How much blood is in the human body?
A human baby has about as much blood as a 10-lb. cat.
How much blood is coursing through your veins and arteries? It turns out there's enough blood in the human body to fill a bit more than a 1-gallon milk jug.
The average adult has about 1.2 to 1.5 gallons (4.5 to 5.5 liters) of blood circulating inside their body, said Dr. Daniel Landau, a hematologist and oncologist at the University of Florida Cancer Center – Orlando Health.
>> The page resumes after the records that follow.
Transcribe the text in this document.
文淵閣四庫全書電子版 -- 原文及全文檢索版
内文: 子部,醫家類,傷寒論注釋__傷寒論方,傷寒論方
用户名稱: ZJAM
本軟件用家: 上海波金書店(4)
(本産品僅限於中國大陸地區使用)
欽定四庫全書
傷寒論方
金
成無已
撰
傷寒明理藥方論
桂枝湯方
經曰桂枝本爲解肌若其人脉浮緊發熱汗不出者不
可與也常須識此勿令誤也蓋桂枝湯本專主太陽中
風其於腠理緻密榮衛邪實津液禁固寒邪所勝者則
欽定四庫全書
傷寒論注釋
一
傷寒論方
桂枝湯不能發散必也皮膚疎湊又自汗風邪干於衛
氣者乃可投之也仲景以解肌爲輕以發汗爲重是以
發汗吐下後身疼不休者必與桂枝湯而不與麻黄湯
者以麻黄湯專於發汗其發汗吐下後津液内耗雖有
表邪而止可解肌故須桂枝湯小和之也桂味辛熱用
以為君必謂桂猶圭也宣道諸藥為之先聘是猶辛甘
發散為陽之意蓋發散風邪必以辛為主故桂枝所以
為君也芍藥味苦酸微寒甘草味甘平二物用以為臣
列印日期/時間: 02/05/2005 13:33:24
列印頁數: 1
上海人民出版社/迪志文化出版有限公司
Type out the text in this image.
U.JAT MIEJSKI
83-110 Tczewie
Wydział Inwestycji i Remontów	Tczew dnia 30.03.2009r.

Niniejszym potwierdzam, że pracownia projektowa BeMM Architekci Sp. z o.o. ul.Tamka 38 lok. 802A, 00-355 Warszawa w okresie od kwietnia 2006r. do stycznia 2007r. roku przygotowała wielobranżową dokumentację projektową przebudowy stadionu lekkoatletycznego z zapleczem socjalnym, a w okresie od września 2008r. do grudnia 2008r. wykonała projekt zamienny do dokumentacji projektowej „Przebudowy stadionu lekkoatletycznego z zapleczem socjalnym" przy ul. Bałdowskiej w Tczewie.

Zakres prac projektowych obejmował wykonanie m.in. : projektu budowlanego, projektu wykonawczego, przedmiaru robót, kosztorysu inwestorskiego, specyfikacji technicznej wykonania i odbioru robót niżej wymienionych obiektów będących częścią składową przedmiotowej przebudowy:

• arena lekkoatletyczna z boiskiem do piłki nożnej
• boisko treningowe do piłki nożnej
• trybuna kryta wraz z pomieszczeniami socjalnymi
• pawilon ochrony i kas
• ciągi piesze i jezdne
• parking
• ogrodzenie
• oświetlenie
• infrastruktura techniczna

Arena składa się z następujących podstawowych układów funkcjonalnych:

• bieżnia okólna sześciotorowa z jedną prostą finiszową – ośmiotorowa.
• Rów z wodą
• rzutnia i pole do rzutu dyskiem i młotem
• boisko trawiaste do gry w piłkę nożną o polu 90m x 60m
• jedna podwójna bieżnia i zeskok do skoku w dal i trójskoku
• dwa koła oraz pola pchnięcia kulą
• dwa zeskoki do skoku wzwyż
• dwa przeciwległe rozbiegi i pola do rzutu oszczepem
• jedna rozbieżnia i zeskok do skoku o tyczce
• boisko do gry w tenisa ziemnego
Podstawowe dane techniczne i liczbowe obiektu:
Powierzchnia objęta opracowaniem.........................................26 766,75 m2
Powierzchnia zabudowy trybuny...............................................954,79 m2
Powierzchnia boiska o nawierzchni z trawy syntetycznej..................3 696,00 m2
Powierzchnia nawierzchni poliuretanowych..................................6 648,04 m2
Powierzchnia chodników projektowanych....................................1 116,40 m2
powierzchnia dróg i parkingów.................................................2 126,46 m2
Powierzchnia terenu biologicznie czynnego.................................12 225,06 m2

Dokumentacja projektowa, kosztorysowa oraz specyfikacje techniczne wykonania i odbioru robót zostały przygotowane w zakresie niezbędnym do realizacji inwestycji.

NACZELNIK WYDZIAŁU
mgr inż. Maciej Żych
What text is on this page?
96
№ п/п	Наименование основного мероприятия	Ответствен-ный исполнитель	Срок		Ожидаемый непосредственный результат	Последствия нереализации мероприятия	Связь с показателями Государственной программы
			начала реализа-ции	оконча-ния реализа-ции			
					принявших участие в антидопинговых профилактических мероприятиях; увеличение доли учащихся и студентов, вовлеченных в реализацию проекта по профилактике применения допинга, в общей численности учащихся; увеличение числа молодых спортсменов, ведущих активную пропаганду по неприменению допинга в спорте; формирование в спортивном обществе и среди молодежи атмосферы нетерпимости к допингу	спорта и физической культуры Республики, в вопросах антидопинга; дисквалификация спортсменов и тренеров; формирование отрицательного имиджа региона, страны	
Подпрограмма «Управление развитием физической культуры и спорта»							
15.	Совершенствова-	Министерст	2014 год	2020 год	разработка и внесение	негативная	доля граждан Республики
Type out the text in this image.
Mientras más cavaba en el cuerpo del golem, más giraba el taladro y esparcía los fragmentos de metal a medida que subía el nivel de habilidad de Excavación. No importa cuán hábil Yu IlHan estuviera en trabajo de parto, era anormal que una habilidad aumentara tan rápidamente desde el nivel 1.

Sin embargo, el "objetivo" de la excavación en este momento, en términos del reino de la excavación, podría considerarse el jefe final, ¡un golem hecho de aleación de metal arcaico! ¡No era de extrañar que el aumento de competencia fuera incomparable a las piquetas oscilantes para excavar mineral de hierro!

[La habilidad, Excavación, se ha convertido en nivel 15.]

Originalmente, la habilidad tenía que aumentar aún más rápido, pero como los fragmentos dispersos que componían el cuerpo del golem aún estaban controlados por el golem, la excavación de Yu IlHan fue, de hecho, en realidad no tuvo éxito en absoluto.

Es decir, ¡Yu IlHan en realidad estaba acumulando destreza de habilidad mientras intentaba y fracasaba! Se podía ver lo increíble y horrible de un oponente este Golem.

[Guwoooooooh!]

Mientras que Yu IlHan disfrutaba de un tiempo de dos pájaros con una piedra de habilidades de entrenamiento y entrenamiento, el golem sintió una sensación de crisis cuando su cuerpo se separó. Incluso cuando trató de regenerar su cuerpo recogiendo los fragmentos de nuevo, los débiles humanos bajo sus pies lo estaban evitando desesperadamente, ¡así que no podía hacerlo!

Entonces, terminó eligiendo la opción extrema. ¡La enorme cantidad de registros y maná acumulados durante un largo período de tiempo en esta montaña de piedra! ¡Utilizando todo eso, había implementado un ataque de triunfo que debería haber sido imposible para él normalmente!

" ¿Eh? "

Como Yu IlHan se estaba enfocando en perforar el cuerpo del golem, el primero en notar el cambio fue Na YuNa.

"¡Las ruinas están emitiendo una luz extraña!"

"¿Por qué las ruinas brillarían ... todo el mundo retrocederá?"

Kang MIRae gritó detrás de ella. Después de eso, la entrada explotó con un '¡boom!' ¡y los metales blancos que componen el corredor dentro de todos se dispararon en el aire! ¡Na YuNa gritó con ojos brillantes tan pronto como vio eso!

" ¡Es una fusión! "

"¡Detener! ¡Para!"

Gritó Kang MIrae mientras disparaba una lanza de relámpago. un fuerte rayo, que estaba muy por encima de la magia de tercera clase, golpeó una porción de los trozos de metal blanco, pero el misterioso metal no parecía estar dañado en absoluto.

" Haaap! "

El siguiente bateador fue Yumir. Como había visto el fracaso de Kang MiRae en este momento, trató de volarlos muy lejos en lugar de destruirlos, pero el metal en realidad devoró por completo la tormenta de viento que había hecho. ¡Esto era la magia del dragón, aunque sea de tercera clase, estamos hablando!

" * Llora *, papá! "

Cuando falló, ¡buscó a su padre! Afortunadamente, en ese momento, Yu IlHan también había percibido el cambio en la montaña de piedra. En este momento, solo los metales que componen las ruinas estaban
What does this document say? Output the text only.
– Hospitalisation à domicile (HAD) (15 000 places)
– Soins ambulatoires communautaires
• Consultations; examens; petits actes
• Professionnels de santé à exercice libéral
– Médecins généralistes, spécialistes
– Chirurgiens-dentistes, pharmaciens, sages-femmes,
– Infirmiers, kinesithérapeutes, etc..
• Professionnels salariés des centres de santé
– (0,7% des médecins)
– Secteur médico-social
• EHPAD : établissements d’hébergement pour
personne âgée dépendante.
If you had no blood, you'd weigh 8 to 10% less. (Of course, you wouldn't be alive, either.) So, for example, in a person weighing 120 lbs. (54 kilograms), blood takes up about 9.6 to 12 lbs. (4.4 to 5.4 kg).
Related: Top 10 amazing facts about your heart
By the time they're 5 or 6 years old, children have about the same amount of blood as adults do. But because children are smaller and their bones, muscles and organs don't weigh as much, their blood makes up a larger percentage of their body weight than it does in adults, Landau said.
In comparison, newborn babies have barely any blood. A newborn baby weighing between 5 and 8 lbs. (2.3 to 3.6 kg) has only about 1 cup (0.2 liters) of blood in their body, he added.
That's about the same amount of blood as a 10-lb. (4.5 kg) cat has in its body, said Dr. Greg Nelson, a veterinarian with Central Veterinary Associates in Valley Stream, New York. Dogs have slightly more blood (about 86 milliliters per kilogram, compared with about 55 milliliters per kilogram in cats), meaning that an 80-lb. (36 kg) dog has 0.8 gallons (3 liters) of blood, Nelson said.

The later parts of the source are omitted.